LastPass’s internal systems have been hacked, and hackers have stolen proprietary code and intellectual property. According to the password management firm, strange behavior was first spotted two weeks ago in the company’s development environment.
According to an announcement made this week, investigators dug into the forensic data and concluded that a developer account had been hijacked and that “portions of source code and some sensitive LastPass technical information” had been stolen.
More importantly, the attackers did not gain access to encrypted client data or secure storage areas for passwords.
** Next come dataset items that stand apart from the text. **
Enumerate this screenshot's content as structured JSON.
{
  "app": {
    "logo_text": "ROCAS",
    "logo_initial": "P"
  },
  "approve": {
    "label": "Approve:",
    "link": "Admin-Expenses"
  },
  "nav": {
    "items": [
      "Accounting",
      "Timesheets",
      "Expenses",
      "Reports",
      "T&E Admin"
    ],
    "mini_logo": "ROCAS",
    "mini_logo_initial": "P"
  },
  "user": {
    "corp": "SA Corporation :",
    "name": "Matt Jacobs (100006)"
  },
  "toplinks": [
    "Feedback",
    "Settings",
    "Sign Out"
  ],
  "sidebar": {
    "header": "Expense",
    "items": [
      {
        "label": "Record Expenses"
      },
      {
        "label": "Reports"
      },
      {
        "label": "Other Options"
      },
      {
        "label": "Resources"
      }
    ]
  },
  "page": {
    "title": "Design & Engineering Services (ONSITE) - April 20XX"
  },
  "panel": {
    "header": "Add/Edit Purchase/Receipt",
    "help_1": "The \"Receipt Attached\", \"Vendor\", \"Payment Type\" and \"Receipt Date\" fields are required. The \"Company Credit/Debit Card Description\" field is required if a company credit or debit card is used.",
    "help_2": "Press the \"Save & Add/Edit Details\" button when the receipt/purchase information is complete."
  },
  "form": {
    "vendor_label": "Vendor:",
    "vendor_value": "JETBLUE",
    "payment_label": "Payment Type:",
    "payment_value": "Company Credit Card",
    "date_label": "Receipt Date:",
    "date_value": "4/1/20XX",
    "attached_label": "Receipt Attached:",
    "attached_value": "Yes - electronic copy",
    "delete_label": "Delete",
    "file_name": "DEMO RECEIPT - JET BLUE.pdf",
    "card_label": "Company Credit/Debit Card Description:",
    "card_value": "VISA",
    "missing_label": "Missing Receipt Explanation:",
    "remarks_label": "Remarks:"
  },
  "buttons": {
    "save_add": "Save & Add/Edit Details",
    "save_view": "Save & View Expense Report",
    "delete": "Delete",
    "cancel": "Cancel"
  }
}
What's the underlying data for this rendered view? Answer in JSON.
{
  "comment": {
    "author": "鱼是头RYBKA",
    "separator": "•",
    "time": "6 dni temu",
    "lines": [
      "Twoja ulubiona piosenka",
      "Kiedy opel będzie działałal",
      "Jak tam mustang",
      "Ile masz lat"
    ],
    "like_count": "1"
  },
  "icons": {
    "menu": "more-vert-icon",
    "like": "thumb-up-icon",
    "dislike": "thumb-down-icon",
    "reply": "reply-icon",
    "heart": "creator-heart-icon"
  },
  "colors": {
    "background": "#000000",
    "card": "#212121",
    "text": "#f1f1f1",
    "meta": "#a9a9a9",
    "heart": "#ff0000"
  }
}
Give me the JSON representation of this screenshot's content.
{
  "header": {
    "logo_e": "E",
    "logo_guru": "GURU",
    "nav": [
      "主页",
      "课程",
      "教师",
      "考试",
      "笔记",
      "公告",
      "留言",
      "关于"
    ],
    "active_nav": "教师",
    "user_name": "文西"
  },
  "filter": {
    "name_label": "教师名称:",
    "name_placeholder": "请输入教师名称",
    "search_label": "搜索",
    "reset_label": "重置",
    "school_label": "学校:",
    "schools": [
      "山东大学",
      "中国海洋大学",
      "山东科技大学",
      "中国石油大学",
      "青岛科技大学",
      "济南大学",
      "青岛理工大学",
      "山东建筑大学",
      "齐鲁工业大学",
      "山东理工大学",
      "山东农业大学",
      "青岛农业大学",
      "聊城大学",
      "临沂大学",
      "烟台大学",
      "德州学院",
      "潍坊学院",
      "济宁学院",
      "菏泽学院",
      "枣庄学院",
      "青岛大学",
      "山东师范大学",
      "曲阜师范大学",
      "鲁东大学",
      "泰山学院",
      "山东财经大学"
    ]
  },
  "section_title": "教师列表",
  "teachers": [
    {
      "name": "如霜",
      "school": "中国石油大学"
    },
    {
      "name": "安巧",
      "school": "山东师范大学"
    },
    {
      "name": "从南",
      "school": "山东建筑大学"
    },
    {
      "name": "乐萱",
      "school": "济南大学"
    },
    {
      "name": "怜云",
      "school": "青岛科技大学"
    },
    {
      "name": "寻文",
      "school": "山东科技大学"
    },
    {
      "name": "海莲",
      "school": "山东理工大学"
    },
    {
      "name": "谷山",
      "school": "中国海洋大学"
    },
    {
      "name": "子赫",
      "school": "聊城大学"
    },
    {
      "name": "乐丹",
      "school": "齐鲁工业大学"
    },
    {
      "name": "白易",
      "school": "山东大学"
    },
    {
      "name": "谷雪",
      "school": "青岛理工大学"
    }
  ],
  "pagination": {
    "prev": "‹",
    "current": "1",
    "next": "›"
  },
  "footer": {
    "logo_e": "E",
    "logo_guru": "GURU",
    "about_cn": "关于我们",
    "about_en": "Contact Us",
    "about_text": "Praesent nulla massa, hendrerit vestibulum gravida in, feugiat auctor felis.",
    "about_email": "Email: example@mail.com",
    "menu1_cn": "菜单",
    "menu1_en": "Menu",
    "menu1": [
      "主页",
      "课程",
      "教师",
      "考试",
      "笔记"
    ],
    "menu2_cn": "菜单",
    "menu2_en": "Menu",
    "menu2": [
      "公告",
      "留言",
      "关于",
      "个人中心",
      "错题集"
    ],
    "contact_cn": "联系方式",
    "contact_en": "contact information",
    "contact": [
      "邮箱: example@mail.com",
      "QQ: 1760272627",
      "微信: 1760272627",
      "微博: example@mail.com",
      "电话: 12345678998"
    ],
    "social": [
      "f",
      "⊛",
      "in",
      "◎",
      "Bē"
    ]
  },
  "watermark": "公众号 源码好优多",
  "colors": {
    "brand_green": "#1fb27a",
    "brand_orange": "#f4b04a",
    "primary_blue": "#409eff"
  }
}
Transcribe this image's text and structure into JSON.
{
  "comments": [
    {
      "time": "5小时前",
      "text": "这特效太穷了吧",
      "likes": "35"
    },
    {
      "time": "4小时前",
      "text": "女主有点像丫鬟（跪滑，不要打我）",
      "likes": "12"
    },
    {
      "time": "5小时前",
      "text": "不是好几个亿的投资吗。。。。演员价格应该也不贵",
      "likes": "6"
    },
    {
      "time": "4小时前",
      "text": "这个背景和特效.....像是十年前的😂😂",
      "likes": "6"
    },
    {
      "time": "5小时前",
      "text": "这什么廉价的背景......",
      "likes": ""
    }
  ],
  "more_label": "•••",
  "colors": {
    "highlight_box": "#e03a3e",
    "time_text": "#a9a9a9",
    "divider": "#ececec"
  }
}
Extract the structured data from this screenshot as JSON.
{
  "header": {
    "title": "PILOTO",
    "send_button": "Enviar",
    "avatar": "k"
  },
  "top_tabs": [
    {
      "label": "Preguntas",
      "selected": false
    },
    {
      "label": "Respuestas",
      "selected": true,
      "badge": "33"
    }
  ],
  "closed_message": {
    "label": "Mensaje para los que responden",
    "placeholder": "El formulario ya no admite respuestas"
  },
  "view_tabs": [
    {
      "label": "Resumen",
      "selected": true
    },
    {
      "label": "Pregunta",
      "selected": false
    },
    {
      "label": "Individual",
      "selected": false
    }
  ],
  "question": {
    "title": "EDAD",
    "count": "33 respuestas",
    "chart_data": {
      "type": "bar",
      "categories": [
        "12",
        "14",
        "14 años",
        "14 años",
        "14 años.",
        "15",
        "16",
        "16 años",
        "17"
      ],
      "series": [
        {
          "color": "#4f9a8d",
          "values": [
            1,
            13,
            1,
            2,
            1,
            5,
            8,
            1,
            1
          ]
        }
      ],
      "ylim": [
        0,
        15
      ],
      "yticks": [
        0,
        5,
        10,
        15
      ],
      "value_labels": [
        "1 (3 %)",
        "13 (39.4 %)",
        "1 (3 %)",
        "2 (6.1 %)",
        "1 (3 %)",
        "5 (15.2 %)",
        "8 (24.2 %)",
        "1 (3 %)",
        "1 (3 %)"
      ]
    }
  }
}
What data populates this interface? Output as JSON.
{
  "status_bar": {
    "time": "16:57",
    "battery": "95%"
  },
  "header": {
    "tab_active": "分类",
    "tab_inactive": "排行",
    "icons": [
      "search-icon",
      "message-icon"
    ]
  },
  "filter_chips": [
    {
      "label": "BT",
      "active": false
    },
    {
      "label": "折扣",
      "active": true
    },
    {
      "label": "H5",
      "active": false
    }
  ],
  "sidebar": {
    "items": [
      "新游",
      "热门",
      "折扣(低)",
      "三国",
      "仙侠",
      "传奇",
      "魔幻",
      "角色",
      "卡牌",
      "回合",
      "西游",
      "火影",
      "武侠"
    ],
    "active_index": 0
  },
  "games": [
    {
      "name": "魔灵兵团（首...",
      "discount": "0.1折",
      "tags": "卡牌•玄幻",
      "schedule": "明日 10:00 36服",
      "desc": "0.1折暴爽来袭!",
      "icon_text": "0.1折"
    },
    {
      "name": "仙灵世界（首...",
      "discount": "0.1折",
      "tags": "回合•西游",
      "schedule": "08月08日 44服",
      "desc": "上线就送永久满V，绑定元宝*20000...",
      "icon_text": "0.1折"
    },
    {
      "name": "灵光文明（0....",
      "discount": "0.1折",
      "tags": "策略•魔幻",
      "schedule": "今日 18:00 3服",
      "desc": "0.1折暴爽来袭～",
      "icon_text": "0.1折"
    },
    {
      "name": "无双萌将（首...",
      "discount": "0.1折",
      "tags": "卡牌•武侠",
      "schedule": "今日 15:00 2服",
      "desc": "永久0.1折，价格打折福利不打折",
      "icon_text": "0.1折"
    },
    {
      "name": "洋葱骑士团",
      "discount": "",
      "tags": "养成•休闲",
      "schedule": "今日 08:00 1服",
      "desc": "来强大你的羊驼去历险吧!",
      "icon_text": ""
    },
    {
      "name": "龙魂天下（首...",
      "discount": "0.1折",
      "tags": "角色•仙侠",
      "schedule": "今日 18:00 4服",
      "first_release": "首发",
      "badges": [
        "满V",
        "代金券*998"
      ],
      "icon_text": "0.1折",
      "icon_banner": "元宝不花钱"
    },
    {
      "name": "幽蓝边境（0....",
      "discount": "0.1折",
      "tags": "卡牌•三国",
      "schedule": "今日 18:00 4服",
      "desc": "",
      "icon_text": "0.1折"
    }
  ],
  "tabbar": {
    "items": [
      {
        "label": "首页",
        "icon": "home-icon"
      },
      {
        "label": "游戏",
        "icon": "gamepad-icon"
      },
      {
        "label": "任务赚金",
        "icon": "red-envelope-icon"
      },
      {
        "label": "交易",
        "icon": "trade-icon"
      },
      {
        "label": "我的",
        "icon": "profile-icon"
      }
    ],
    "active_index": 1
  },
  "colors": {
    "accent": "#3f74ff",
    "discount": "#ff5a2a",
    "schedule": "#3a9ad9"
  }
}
According to LastPass, “we deploy an industry-standard ‘zero-knowledge’ design that ensures only the client has access to decrypt vault data.” This means that LastPass will never have access to a user’s Master Password.
However, as BluBracket’s co-founder and president Ajay Arora pointed out, hackers will likely scour the LastPass source code for vulnerabilities in the future.
As he explained in an email comment, “another consequence that might come from stolen or leaked source code is that this code can divulge secrets about the design of an application.” “It’s possible that this would identify the location of sensitive data storage areas as well as the kind of resources employed by the company.
In the aftermath of an attack, these conditions could give criminals the tools they need to do even more damage to the targeted institution.”The attackers may have been looking for a way into LastPass’s partner or supplier networks, according to Tom Kellermann, senior vice president of cyber strategy at Contrast Security.
Islands are being hopped between with the help of cyber security firms “His words. “The industry as a whole should have taken notice after the FireEye hack. Cybersecurity firms in 2022 must demonstrate the values they espouse. Some organizations still don’t put enough money into cyber defenses. Aim to get hit, and be ready to fight back.